Où est le véritable piège pour l’Europe ?

Le papier de la BCE s’arrête à une analyse euro-centrée. Il identifie correctement le mécanisme de transmission, propose des scénarios de robustesse, et plaide implicitement pour que les réserves des stablecoins euro soient encadrées de manière à protéger la stabilité financière de la zone. C’est une analyse de supervision. Ce n’est pas une analyse de souveraineté monétaire.

Or c’est là que l’enjeu stratégique réside. La monnaie est un outil qui permet de déplacer dans l’espace et dans le temps la représentation de la valeur : chaque fois qu’un particulier, une entreprise ou une trésorerie européenne détient un stablecoin dollar plutôt qu’un stablecoin euro, il finance la dette américaine et pas la dette européenne. Le mécanisme est symétrique mais inversé : Tether a déclaré au 31 décembre 2025 une exposition cumulée à la dette américaine de 141 milliards de dollars, dont 122 milliards en détention directe de T-Bills. Circle, de son côté, adosse sa réserve USDC à environ 80 % en Treasuries courts et 20 % en liquidités bancaires américaines.
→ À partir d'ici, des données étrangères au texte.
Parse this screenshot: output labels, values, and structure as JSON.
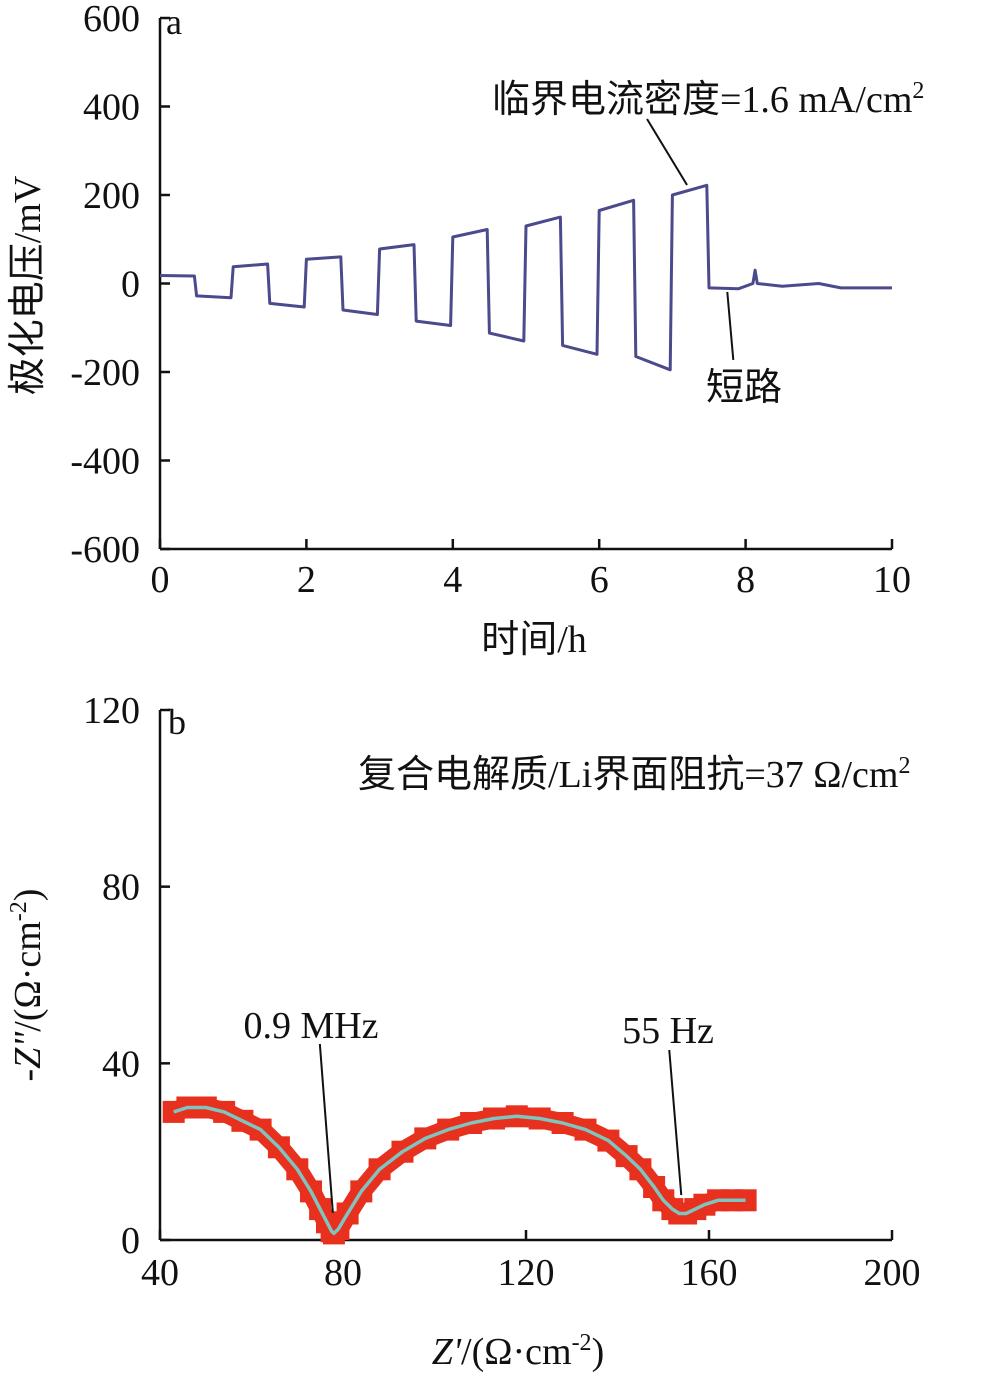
{
  "chart_data": [
    {
      "type": "line",
      "panel_label": "a",
      "xlabel": "时间/h",
      "ylabel": "极化电压/mV",
      "xlim": [
        0,
        10
      ],
      "ylim": [
        -600,
        600
      ],
      "xticks": [
        0,
        2,
        4,
        6,
        8,
        10
      ],
      "yticks": [
        600,
        400,
        200,
        0,
        -200,
        -400,
        -600
      ],
      "grid": false,
      "color": "#4a4a8c",
      "series": [
        {
          "x": [
            0,
            0.47,
            0.5,
            0.97,
            1.0,
            1.47,
            1.5,
            1.97,
            2.0,
            2.47,
            2.5,
            2.97,
            3.0,
            3.47,
            3.5,
            3.97,
            4.0,
            4.47,
            4.5,
            4.97,
            5.0,
            5.47,
            5.5,
            5.97,
            6.0,
            6.47,
            6.5,
            6.97,
            7.0,
            7.47,
            7.5,
            7.9,
            8.1,
            8.13,
            8.16,
            8.5,
            9.0,
            9.3,
            10.0
          ],
          "y": [
            18,
            17,
            -28,
            -32,
            38,
            44,
            -45,
            -53,
            55,
            60,
            -60,
            -70,
            78,
            88,
            -85,
            -95,
            105,
            122,
            -112,
            -130,
            130,
            150,
            -140,
            -160,
            165,
            188,
            -165,
            -195,
            200,
            222,
            -10,
            -12,
            0,
            30,
            0,
            -6,
            0,
            -10,
            -10
          ]
        }
      ],
      "annotations": [
        {
          "text": "临界电流密度=1.6 mA/cm",
          "superscript": "2",
          "x": 7.2,
          "y": 218
        },
        {
          "text": "短路",
          "x": 7.75,
          "y": -10
        }
      ]
    },
    {
      "type": "scatter",
      "panel_label": "b",
      "xlabel_italic": "Z'",
      "xlabel_unit": "/(Ω·cm",
      "xlabel_sup": "-2",
      "xlabel_close": ")",
      "ylabel_prefix": "-",
      "ylabel_italic": "Z\"",
      "ylabel_unit": "/(Ω·cm",
      "ylabel_sup": "-2",
      "ylabel_close": ")",
      "xlim": [
        40,
        200
      ],
      "ylim": [
        0,
        120
      ],
      "xticks": [
        40,
        80,
        120,
        160,
        200
      ],
      "yticks": [
        120,
        80,
        40,
        0
      ],
      "grid": false,
      "marker_color": "#e8301e",
      "fit_color": "#7fc4be",
      "series": [
        {
          "x": [
            43,
            46,
            50,
            54,
            58,
            62,
            66,
            70,
            73,
            75,
            76.5,
            77.5,
            78,
            79,
            81,
            84,
            88,
            93,
            98,
            103,
            108,
            113,
            118,
            123,
            128,
            133,
            138,
            142,
            145,
            148,
            150,
            152,
            153.5,
            155,
            157,
            159,
            162,
            165,
            168
          ],
          "y": [
            29,
            30,
            30,
            29,
            27,
            25,
            21,
            16,
            11,
            7,
            4,
            2,
            1.5,
            2.5,
            6,
            11,
            16,
            20,
            23,
            25,
            26.5,
            27.5,
            28,
            27.5,
            26.5,
            25,
            22.5,
            19,
            16,
            12,
            9,
            7,
            6,
            6,
            7,
            8,
            9,
            9,
            9
          ]
        }
      ],
      "annotations": [
        {
          "text": "复合电解质/Li界面阻抗=37 Ω/cm",
          "superscript": "2"
        },
        {
          "text": "0.9 MHz",
          "x": 78,
          "y": 3
        },
        {
          "text": "55 Hz",
          "x": 153.5,
          "y": 7
        }
      ]
    }
  ]
}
La conséquence est nette. À taille de marché stablecoins inchangée, chaque euro qui migre d’un compte courant européen vers un stablecoin dollar est un euro qui quitte structurellement le circuit de financement des États européens pour alimenter le financement du Trésor américain. Même avec un pass-through de 0,87 sur les stablecoins euro, l’effet net reste très défavorable à la zone euro tant que le marché reste concentré à plus de 99 % sur le dollar.

Est-ce que MiCA peut renverser la tendance ?

La réglementation Markets in Crypto-Assets (MiCA) entre dans sa phase de pleine conformité le 1er juillet 2026 pour les prestataires de services crypto. Elle encadre déjà, depuis juin 2024, les émetteurs de stablecoins. En théorie, MiCA offre un avantage stratégique à l’euro : les émetteurs non conformes n’ont plus le droit d’opérer en Europe, et les trois acteurs étudiés par la BCE (Circle, SG-Forge, Banking Circle) ont précisément été dimensionnés pour répondre à ces exigences.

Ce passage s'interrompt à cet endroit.